The pack dispersed, leaving only their leader.
“You are a lucky man, for she is an alpha unlike any I have ever seen. Walk in beauty,” he said, giving the customary farewell and blessing.
“Walk in beauty,” said Hunter.
Only after they were alone did Evalena’s shoulders sag. She bent to place her hands on her knees as if she were suddenly taken ill.
He wrapped an arm about her narrow shoulders, the fear blasting him like a cold wind. “Are you hurt?”
“I think I’m going to puke. Oh, I’m dizzy.”
He guided her to the plastic chair someone had set beside the back door of the bakery.
“It’s the adrenalin. It just abandons you after a fight.”
She sank to the chair and cradled her forehead in her hands.
He crouched beside her, rubbing her back.
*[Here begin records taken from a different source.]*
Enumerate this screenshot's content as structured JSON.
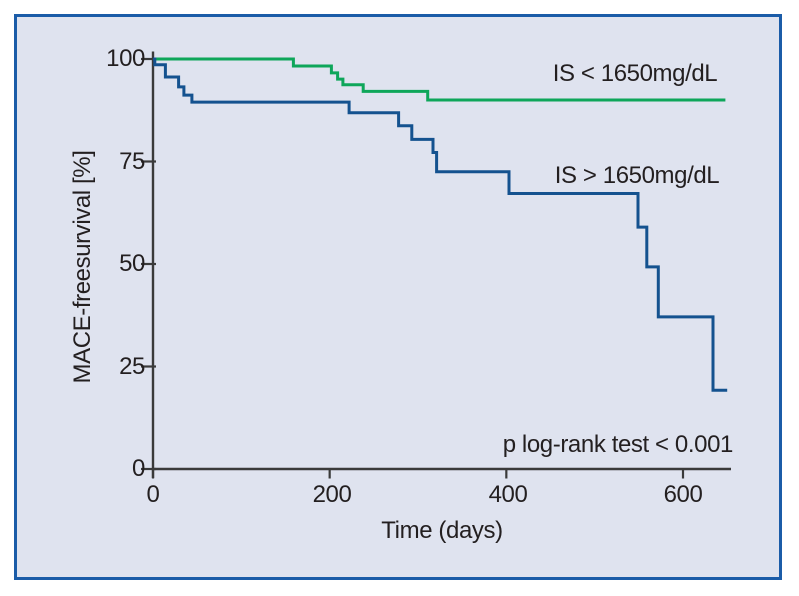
{
  "figure": {
    "background_color": "#dfe3ef",
    "border_color": "#1b5ca8",
    "axis_color": "#3a3a3a"
  },
  "chart_data": {
    "type": "line",
    "subtype": "kaplan-meier-step",
    "title": "",
    "xlabel": "Time (days)",
    "ylabel": "MACE-freesurvival [%]",
    "xlim": [
      0,
      650
    ],
    "ylim": [
      0,
      100
    ],
    "grid": false,
    "x_ticks": [
      0,
      200,
      400,
      600
    ],
    "x_tick_labels": [
      "0",
      "200",
      "400",
      "600"
    ],
    "y_ticks": [
      100,
      75,
      50,
      25,
      0
    ],
    "y_tick_labels": [
      "100",
      "75",
      "50",
      "25",
      "0"
    ],
    "annotation": "p log-rank test < 0.001",
    "legend_position": "inline-right",
    "series": [
      {
        "name": "IS < 1650mg/dL",
        "color": "#0ea65a",
        "end_day": 648,
        "points": [
          [
            0,
            100
          ],
          [
            159,
            98.3
          ],
          [
            202,
            96.6
          ],
          [
            209,
            95.1
          ],
          [
            215,
            93.7
          ],
          [
            238,
            92.1
          ],
          [
            311,
            90.0
          ]
        ]
      },
      {
        "name": "IS > 1650mg/dL",
        "color": "#14528f",
        "end_day": 650,
        "points": [
          [
            0,
            100
          ],
          [
            2,
            98.6
          ],
          [
            14,
            95.6
          ],
          [
            29,
            93.2
          ],
          [
            35,
            91.2
          ],
          [
            44,
            89.5
          ],
          [
            222,
            86.9
          ],
          [
            278,
            83.7
          ],
          [
            293,
            80.4
          ],
          [
            317,
            77.2
          ],
          [
            321,
            72.5
          ],
          [
            403,
            67.2
          ],
          [
            549,
            59.0
          ],
          [
            559,
            49.3
          ],
          [
            572,
            37.1
          ],
          [
            634,
            19.2
          ]
        ]
      }
    ]
  }
}
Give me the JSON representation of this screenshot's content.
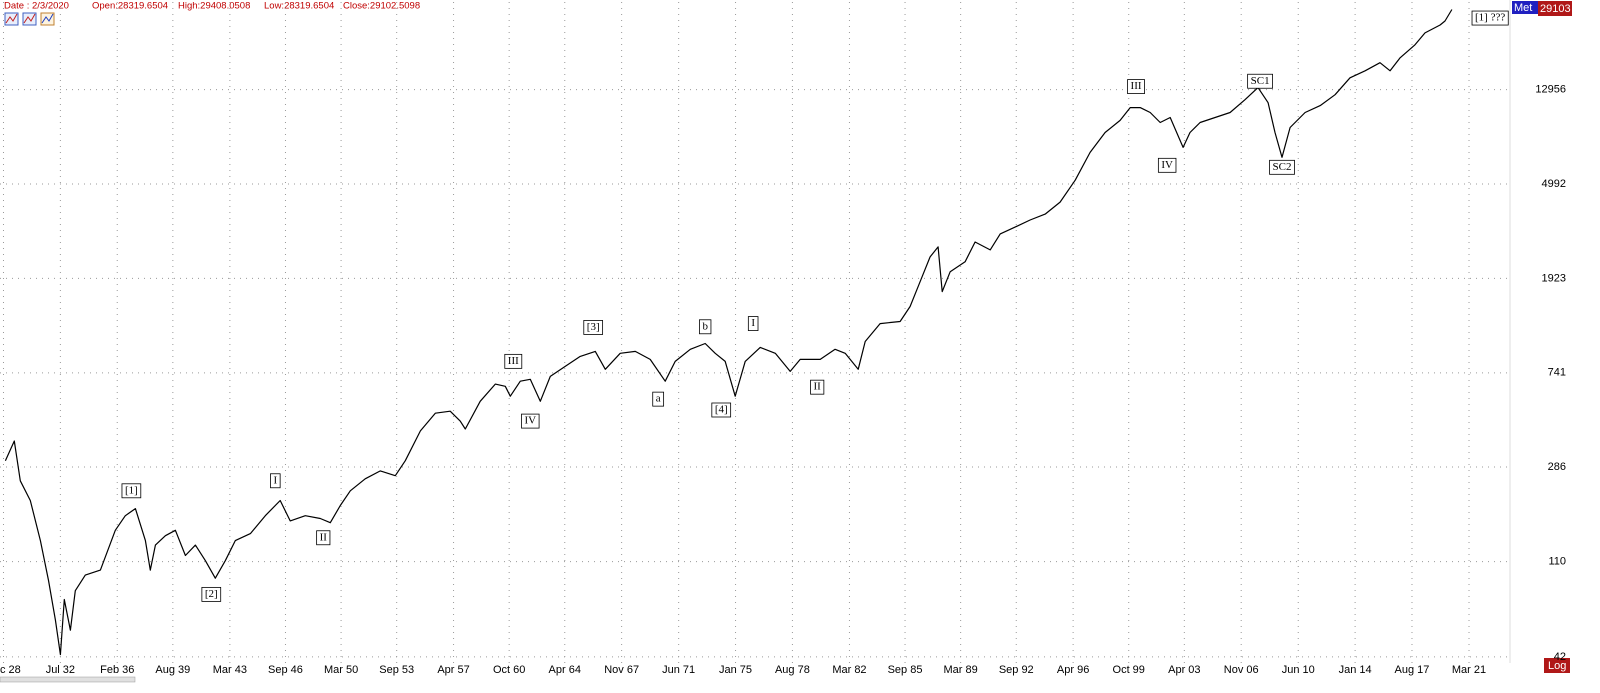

At last she lifted her head and tucked her inky hair behind her ears. She grinned at him.
“That was something,” she said.
“You defended me.” He could not keep the awe from his voice.
The grin grew wider. “Sure did.”
“No one’s ever done that before.”
Her smile receded. “I know you told me to run, and I tried, but I couldn’t leave you.”
“Do you know what you did, Evalena? You’ve claimed me.”
She swallowed, a bitter taste now in her mouth. She’d let him see her commitment, smell it on her skin. But it wouldn’t matter.
“Listen,” she said. “I understand if you don’t want to accept me. I just, I couldn’t stand by and watch them hurt you.”
He took her hands in his. “Why?”
She felt herself shrinking. He was going to make her say it aloud, make her admit that he had shown her a new way to be normal and given her a chance to belong.